Chien-Church published the book with the help of Infinity Publishing, a print-on-demand company. The publishing cost her $400, which included five copies of the book. After revising her manuscript, she enlisted Marion Ciaccio, a personal friend who worked for many years as an editor with the U.S. Department of Health and Human Services, to work on the project as an editor.
A tennis partner of Chien-Church’s, Ciaccio said she was thrilled to be able to learn in depth about the life her friend had led.
“I became so thoroughly engrossed in it, I was wondering what in the world would happen [next],” said Ciaccio, of Falls Church.
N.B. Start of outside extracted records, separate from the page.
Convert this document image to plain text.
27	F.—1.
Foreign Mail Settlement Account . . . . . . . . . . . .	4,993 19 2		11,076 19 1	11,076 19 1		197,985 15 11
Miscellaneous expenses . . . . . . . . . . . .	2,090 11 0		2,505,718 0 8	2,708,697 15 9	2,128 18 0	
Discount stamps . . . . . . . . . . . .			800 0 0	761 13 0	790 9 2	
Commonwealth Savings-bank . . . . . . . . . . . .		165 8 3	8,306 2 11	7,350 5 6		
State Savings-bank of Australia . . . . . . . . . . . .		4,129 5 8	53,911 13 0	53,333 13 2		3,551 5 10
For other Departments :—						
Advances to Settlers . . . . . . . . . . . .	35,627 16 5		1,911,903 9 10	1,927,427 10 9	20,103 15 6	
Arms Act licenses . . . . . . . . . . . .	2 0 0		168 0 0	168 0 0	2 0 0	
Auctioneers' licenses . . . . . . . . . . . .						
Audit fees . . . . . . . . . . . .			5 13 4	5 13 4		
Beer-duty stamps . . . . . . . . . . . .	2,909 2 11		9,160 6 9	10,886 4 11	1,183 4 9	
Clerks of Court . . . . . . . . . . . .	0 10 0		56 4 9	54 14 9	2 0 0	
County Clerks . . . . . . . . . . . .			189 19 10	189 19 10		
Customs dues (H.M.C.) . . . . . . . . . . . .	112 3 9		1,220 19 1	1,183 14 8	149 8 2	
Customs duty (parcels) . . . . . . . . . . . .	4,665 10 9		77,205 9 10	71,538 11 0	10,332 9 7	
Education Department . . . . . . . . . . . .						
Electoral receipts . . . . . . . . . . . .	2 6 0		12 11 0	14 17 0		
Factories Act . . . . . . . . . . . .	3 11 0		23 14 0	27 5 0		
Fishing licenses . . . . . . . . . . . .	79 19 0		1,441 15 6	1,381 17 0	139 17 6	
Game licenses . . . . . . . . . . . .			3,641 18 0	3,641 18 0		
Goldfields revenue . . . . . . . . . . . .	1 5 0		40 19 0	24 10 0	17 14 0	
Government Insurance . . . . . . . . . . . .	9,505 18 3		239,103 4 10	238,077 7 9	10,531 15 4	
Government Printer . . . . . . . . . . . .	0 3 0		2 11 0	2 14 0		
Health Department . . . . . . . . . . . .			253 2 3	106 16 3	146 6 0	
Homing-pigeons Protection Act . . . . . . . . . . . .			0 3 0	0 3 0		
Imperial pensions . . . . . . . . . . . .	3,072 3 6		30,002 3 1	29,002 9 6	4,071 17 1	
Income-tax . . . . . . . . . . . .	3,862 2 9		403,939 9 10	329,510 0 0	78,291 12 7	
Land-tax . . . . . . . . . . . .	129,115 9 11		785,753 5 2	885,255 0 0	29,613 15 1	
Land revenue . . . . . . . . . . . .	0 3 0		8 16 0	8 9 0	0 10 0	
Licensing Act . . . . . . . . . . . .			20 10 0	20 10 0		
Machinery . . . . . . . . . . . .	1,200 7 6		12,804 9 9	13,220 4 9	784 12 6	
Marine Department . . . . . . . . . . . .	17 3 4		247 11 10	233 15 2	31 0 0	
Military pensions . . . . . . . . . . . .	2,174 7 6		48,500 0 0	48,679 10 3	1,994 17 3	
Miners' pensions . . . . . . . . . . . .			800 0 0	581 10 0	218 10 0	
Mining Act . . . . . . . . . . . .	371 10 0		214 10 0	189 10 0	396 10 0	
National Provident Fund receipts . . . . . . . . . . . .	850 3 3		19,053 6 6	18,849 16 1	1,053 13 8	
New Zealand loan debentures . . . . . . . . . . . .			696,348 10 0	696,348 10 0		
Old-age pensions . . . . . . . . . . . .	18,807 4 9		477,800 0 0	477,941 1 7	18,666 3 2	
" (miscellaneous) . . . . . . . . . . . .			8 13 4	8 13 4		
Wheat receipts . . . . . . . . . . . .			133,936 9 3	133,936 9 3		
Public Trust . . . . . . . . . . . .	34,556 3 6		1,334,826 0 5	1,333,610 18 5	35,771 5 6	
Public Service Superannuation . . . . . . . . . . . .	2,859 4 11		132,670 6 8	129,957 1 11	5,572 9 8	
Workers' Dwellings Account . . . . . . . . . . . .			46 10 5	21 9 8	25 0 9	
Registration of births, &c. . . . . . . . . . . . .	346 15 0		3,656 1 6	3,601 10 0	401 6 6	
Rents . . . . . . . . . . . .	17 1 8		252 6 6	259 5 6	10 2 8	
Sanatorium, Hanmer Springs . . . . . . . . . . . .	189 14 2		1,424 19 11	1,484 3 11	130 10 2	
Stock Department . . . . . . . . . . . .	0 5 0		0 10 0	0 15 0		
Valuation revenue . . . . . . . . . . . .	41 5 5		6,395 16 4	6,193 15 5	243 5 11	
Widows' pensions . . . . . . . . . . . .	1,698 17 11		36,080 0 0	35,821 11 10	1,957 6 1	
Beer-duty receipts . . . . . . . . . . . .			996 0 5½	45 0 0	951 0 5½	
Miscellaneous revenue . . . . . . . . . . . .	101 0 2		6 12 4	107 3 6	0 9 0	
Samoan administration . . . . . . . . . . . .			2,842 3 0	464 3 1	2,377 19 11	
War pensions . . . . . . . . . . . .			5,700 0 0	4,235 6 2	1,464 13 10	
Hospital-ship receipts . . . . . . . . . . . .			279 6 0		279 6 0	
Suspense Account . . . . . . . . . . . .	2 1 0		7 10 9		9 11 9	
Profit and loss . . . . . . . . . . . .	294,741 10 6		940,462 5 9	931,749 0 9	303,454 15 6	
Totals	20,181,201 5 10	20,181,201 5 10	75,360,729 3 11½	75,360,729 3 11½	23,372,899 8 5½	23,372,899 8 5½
She edited the book in pieces, then gave it one final read of the entire draft before it was published in late 2003.
“I don’t know how in the world she could remember everything,” said Ciaccio. “It certainly made a very good read.”
SINCE ITS publication, “Adopted the Chinese Way” has sold 700 copies by Chien-Church’s count. She has been invited to speak about her life and the book at almost a dozen groups since she published the book, and has an appointment for another in McLean in January. Many of her sales come from these appointments, and the book is also available from www.buybooksontheweb.com.
“That’s nothing compared to books that go in the stores, but I’m really pleased,” she said of the sales numbers. “I never expected that.”
What made it interesting for readers like Brandt is hearing about China from the perspective of a privileged youth.
“I have read a lot of books about people who left China because of the Communists,” said Brandt, a self-professed lover of historical fiction. “But I can't remember reading one where the descriptions [are] of what it was like to grow up privileged in China before the Communists took over.”
Chien-Church still marvels when the royalty checks arrive each month and is mostly pleased to be able to give her family a true picture of what their mother was like when she was in their shoes.
“I personally feel like every second-generation Chinese, like my kids, would benefit from this, because they would know what their parents’ lives were like in China,” she said.